I have been on a dating app called Chappy for a few years. It’s another dating app that is similar to Tinder, swiping right when the photo sparks joy.
What I like most about Chappy is it’s only for gays and mostly into looking for a relationship rather than just “fun” like Grindr.
There have been many matches on Chappy for me and some that are actually responding to my messages. But, for most, it’s radio silence when I message them.
One match was Mac, a 26-year-old fashion designer, cub’ish type with beautiful blue eyes, which contrasted well with his dark hair. He, like the rest of the gays these days, has facial hair that made his appearance age incongruent as his actual age. But I am trying to not judge.
Mac and I messaged each other for several days. It was more than “Hi. How are you?” “Good and you?” which seems to be the extent of conversations with most people on these apps. Mac and I even exchanged phone numbers and agreed to meet for drinks on a Sunday evening. I declined other social events I was invited to, spent all Sunday morning getting ready for the cocktail date. Mac offered to pick me up at 5 PM. At 4:50 PM, he messaged me to cancel, but rescheduled to dinner next night. I was disappointed and frustrated because I had another plan with co-workers the next evening. So I chose a venue close by, in case he cancels again, I can continue to hang out with my co-workers.
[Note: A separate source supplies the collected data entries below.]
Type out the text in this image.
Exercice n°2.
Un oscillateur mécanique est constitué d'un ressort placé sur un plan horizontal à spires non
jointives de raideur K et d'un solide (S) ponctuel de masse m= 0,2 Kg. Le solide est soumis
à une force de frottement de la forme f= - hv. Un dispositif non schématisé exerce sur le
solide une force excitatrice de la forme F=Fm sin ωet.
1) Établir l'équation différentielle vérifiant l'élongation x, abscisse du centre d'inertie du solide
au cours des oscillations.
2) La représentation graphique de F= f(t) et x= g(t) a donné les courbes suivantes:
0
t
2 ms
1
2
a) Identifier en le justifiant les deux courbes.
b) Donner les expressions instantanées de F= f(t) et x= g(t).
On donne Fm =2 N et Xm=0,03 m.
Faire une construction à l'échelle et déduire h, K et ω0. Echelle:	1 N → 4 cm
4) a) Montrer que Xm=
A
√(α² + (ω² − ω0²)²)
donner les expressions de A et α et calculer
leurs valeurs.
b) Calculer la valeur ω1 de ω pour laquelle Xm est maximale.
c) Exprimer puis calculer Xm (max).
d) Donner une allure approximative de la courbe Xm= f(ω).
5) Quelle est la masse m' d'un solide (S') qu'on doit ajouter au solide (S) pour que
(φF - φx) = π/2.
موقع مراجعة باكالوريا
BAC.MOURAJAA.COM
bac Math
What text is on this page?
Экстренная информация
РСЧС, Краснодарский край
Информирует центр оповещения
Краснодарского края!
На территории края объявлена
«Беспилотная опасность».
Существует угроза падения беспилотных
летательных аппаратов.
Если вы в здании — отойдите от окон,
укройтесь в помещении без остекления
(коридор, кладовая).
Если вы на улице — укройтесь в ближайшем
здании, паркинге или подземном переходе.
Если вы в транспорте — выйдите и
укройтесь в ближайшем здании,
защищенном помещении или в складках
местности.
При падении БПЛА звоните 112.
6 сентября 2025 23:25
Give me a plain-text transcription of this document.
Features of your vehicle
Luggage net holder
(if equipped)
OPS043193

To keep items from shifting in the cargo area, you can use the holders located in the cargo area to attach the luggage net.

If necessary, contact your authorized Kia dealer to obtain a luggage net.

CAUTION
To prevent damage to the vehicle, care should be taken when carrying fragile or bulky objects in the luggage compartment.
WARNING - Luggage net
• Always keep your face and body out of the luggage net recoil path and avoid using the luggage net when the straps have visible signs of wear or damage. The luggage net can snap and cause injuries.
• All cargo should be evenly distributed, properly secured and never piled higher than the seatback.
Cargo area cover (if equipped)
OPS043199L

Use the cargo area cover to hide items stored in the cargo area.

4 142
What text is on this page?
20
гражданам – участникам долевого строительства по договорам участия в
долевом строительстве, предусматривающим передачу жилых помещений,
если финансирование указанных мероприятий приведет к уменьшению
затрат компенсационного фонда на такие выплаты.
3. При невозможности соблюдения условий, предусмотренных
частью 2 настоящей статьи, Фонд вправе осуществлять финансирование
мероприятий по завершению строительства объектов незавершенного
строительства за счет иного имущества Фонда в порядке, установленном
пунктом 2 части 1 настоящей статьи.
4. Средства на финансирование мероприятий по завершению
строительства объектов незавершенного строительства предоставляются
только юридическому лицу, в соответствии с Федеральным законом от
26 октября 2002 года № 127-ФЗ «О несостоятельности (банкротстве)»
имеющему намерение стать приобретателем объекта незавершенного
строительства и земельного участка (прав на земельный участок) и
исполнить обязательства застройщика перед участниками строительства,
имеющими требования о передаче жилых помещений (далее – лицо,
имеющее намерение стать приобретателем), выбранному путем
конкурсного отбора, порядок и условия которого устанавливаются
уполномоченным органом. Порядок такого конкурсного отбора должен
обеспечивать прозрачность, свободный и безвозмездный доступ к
So, next night, an hour before dinner reservations, he messaged me to cancel saying he’s not feeling well. Having dates flake out last minute or even not showing up at all is all too familiar for me, unfortunately.
Read Mom > BF about a date who never showed up to dinner because he fell asleep and read Why did the rooster cross the road? another date who never showed up and never heard back from him ever again. (maybe he died? I still don’t know).
When Mac canceled that dinner plan, I could have sent him an angry FUCK YOU response.
Instead, I replied “Sorry to hear. hope you feel better.” My co-workers and I ended up having dinner at the restaurant I made reservations at, so it was a fun night despite Mac’s inconsiderate dating etiquette.
Now, many can relate that these dating apps and technologies have created monsters as it provides opportunities for people to be inconsiderate without having to do it face-to-face. I have been broken up on emails and text messages.
Read On My Own about a guy I dated who dumped me via text.
and read red hair + bad red wine = bad date. about a guy who dumped me via email. Now, both of these guys I still see around all the time.
As I was going through all the matches on the Chappy app, which is over 100, there are so few who actually makes effort to connect and those who do I lose interest. As I review these matches and reflect dates (or so little of), I get more discouraged and hopeless, particularly when the Valentine’s Day advertisements are blowing up in my face every corner I turn. Chappy was not sparking joy. So I fucking deleted it.